Cher réalisateur Feltri,
Je suis choqué par ce qui s'est passé à Castel D'Azzano, dans la région de Véronèse, où trois carabiniers sont morts dans une explosion et de nombreux autres officiers et pompiers ont été blessés. Mon neveu a exprimé le désir de rejoindre la Police, il aimerait participer au prochain concours, mais je ne vous cache pas que je suis très inquiet.
Je ne pense pas qu’il y ait jamais eu de haine aussi flagrante contre la police qu’aujourd’hui. Est-ce juste mon impression ou sommes-nous réellement confrontés à une dérive dangereuse ?

Cordialement,
Francesco Galli

Cher Francesco,
vous n'avez pas tort : ce n'est pas seulement votre impression, c'est la réalité des faits. Nous assistons à une véritable escalade de la haine, de la colère et de la violence envers la police, en particulier contre ceux qui représentent l'État, font respecter les lois et garantissent la sécurité de chacun d'entre nous.

Ce qui s'est passé à Castel D'Azzano n'est pas un accident, ce n'est pas une fatalité, ce n'est pas une tragique coïncidence.

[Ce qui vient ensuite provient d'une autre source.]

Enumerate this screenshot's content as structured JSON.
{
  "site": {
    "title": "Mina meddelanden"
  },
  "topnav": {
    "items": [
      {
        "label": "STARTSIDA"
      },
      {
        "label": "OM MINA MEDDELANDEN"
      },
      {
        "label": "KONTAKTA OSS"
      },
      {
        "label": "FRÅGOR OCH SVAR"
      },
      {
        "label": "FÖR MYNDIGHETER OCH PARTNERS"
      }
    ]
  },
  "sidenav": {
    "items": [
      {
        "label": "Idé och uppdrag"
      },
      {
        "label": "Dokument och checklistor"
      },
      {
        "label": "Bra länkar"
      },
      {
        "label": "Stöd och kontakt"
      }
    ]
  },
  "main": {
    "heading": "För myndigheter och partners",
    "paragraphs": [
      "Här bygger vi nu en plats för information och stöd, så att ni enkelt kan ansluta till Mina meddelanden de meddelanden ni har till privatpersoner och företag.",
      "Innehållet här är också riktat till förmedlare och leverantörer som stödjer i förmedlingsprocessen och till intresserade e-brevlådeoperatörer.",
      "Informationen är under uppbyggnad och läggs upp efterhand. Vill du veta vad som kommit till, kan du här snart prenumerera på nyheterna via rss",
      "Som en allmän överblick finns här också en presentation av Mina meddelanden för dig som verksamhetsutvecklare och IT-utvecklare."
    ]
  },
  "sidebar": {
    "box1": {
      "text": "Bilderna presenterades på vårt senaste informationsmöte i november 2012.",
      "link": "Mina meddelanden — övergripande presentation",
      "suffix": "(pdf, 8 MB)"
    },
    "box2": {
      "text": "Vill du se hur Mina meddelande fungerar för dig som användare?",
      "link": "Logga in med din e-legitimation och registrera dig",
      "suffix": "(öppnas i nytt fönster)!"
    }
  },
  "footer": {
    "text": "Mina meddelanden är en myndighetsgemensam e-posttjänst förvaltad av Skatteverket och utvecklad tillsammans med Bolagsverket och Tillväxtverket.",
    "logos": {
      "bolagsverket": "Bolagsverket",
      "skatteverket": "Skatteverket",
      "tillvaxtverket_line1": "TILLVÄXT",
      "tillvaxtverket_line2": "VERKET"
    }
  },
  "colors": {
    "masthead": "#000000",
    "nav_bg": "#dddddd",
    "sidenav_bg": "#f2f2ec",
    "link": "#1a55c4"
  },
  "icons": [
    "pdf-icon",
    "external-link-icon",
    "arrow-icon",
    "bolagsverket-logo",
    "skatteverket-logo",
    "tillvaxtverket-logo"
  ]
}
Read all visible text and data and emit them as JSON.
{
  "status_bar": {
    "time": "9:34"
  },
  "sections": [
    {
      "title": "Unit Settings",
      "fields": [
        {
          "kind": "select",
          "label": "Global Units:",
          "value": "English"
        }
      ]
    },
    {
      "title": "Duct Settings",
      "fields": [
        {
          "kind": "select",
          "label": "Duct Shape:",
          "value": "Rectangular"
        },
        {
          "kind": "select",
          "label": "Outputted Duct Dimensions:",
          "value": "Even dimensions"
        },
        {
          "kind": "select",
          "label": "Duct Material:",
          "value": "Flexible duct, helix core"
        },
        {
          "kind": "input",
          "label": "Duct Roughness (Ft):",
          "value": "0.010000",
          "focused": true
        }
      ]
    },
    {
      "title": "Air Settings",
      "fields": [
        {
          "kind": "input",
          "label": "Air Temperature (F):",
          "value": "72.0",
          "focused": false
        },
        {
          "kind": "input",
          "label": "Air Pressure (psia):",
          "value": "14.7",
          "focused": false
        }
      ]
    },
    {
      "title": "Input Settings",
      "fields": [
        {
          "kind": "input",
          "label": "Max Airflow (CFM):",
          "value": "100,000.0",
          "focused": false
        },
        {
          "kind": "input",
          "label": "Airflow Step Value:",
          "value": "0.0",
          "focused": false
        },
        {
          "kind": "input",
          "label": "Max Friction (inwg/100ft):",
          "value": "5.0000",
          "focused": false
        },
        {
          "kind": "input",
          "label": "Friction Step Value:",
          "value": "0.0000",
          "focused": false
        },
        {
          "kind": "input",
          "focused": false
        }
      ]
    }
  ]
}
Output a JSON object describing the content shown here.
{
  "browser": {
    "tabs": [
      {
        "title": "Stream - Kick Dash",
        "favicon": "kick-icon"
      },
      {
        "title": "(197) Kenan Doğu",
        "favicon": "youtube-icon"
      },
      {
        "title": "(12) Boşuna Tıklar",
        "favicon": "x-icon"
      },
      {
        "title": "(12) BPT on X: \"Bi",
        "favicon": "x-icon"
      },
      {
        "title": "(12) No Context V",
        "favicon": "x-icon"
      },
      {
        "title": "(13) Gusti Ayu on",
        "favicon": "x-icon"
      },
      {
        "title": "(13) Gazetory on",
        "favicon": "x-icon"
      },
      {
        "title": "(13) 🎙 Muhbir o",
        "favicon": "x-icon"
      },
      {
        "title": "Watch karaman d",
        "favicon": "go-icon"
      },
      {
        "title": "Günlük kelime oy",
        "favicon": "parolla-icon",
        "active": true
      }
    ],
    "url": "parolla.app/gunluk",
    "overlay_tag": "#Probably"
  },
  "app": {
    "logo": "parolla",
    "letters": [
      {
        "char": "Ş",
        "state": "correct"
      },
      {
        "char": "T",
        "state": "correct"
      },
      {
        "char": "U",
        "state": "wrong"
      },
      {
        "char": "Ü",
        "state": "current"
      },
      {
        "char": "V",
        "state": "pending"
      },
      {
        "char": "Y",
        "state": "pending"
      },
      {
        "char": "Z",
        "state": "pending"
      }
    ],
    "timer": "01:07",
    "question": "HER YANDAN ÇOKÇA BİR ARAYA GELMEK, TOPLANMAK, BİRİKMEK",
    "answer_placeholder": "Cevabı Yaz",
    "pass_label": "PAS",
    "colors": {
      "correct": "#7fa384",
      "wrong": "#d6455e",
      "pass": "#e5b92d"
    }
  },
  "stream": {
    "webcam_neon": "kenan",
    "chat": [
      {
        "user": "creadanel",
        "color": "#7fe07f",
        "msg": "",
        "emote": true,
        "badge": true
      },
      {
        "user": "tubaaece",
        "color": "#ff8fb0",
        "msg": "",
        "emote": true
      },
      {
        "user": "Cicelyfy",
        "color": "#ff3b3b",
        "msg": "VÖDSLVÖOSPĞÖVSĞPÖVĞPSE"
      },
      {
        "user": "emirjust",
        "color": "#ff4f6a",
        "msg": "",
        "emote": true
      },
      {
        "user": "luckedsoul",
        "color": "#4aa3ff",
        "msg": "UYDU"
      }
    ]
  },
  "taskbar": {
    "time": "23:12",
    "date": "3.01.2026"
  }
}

C'est une attaque. Une embuscade. Un massacre prémédité et intentionnel contre des policiers qui n'exerçaient leur devoir que dans un bâtiment illégalement occupé. Et nous touchons ici au premier point clé : depuis des années, une certaine gauche a dégagé, légitimé et même romancé le concept d’occupation abusive, comme s’il s’agissait d’un droit social, comme s’il était juste de retirer par la force un bien privé ou public. Le mythe du pauvre diable contre le mauvais policier est construit. Le mythe de l’occupant fragile face à l’État oppresseur. Dans ce récit malsain, les militaires sont considérés non pas comme des serviteurs du bien commun, mais comme des ennemis, comme des agents d’un pouvoir à renverser. C’est de là que naît la délégitimation morale qui, avant même la violence physique, est le véritable poison. Vient ensuite le reste : les marches pseudo-pacifistes, où des objets sont lancés sur les policiers et où le Hamas est loué ; les places où l'on brandit des drapeaux étrangers et où l'on cache son visage derrière une cagoule ; la rhétorique justificationniste des politiques qui, chaque fois qu'un agent réagit à une attaque, s'empressent de demander des commissions d'enquête au lieu de défendre ceux qui risquent leur vie. C’est ainsi que se construit un climat de haine. C’est ainsi qu’on en vient à considérer qu’il est normal d’attaquer un policier, de poignarder un policier, de faire exploser trois hommes de l’État.

Avez-vous un neveu qui souhaite rejoindre la police ? Je lui dirais : faites bien, l'Italie a besoin de jeunes courageux. Mais je lui dirais aussi : sachez qu'aujourd'hui, celui qui porte un uniforme porte aussi une cible sur lui. Et ça ne devrait pas être comme ça. C'est à nous tous de jouer le rôle de bouclier, de défendre nos carabiniers, nos agents, nos soldats. C'est nous qui devrions réagir. Mais nous restons souvent silencieux, intimidés, anesthésiés par des décennies de culture antiétatique. Une culture qui a produit le monstre qui nous mord aujourd’hui.

La gauche, au lieu de prendre position clairement contre cette barbarie, balbutie, minimise, comprend, absout. Quand tout va bien, restez silencieux. Quand les choses vont mal, soyez solidaires avec ceux qui détestent l’État. C'est la vérité. Alors oui, c'est bien de s'inquiéter. Mais il est également temps de dire que ça suffit. Revenir au respect de ceux qui servent le pays. Dire clairement qu’il n’y a pas de droit à l’anarchie, ni à la haine, ni à la violence. Et que quiconque touche un policier, un agent, un pompier, touche l'Etat et doit être puni avec une fermeté absolue.

Mon honneur, ma douleur et mon respect vont aux trois carabiniers tombés au combat. Celui qui les a tués devrait être condamné à la prison à vie.

Et à ceux qui défendent cette racaille, il faut le rappeler encore une fois : vous êtes les complices moraux de leur mort.